Sambutan penonton domestik pun tak kalah heboh. Al Jazeera menyebutkan, Wakaliwood telah berjasa meningkatkan jumlah rumah produksi film di Uganda, dari yang semula hanya tiga buah pada 2008 meningkat menjadi 500 di tahun ini.

Tak perlu membandingkan Wakaliwood dengan Hollywood. Film-film Wakaliwood tidak dibuat dengan biaya besar dan perkakas canggih. Wakaliwood sama artinya dengan film berbujet rendah, menggunakan barang-barang keseharian seperti besi tua, wajan, sampai pipa sebagai propertinya, serta proses penyuntingan ala kadarnya. Setiap produksi, satu film Wakaliwood menghabiskan dana sekitar $2 hingga $200.

Dari sini, Anda akan melihat bagaimana adegan-adegan dalam film Wakaliwood begitu menggelikan; efek visual tambal sulam, darah palsu yang dibungkus dengan kondom, mesin senapan besar yang diciptakan sang insinyur Dauda Bissaso, serta lelucon ataupun komentar improvisasi yang keluar dari mulut sang VJ (Video Joker) sebagai si pengalih bahasa.

Kendati kualitas filmnya begitu amatir dan medioker, Wakaliwood tak ambil pusing. Bagi mereka, film merupakan produk seni yang dibangun secara komunal serta atas dasar kecintaan.
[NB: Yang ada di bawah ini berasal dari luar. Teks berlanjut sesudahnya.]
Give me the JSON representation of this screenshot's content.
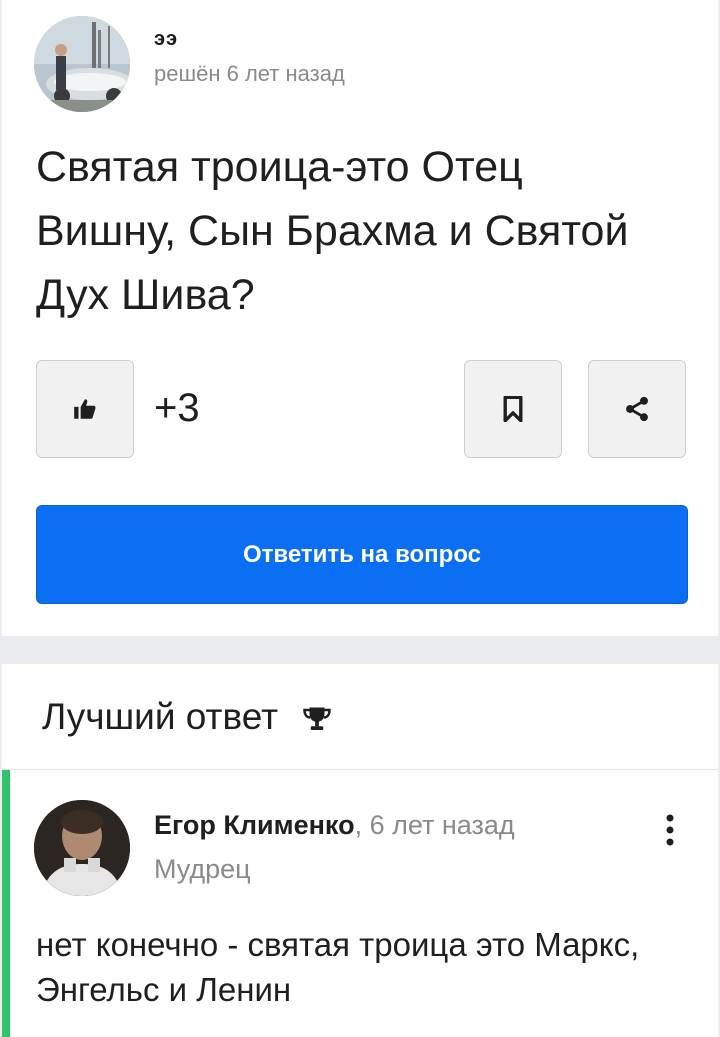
{
  "question": {
    "author_name": "ээ",
    "author_meta": "решён 6 лет назад",
    "title": "Святая троица-это Отец Вишну, Сын Брахма и Святой Дух Шива?",
    "score": "+3",
    "answer_button_label": "Ответить на вопрос",
    "icons": {
      "like": "thumbs-up-icon",
      "bookmark": "bookmark-icon",
      "share": "share-icon"
    }
  },
  "best_answer": {
    "header": "Лучший ответ",
    "header_icon": "trophy-icon",
    "author_name": "Егор Клименко",
    "time": ", 6 лет назад",
    "rank": "Мудрец",
    "text": "нет конечно - святая троица это Маркс, Энгельс и Ленин"
  },
  "colors": {
    "accent": "#0a6ff2",
    "best_answer_bar": "#2ec26a",
    "muted_text": "#8a8a8a"
  }
}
Partisipasi masyarakat Wakaliga serta kerelaan pemain dan kru untuk dibayar dengan setengah keuntungan per penjualan kaset adalah salah dua contohnya.

“Film bagiku seperti persahabatan,” jelasnya. “Aku tidak bikin film demi uang. Aku melakukannya untuk berkomunikasi,” ujar Nabwana

Masalah Klasik Film Afrika: Pembajakan

Dalam laporannya berjudul “A Ugandan Filmmaker's Quest to Conquer the Planet with Low-Budget Action Movies,” Vice menulis bahwa ada dua masalah yang dihadapi Wakaliwood: pembajakan dan ketiadaan distributor.
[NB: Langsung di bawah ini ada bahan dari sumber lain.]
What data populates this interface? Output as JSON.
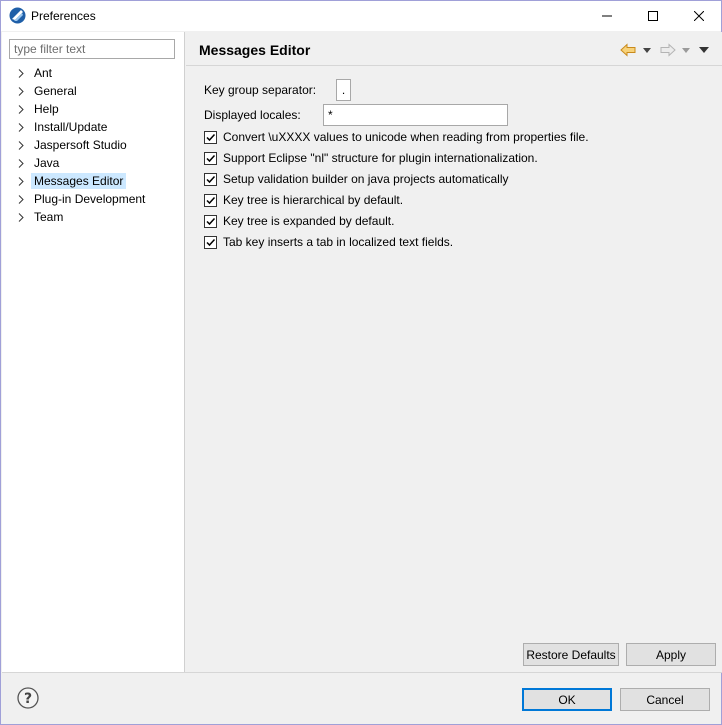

Absennya distributor dan ekshibitor—atau dalam hal ini bioskop—di Uganda telah memaksa para pegiat Wakaliwood turun ke lapangan, keliling dari satu pemukiman ke pemukiman lainnya untuk jualan film. Setiap film dibanderol dua hingga tiga ribu shillings (setara satu dolar).

Hitung-hitungannya, mengutip Vice, apabila film Wakaliwood terjual 10.000 keping, maka tim produksi bisa memperoleh keuntungan $1.500. Hal ini terjadi kala Rescue Team (2011) terjual 8.000 keping serta Who Killed Captain Alex? yang laku 10.000 keping.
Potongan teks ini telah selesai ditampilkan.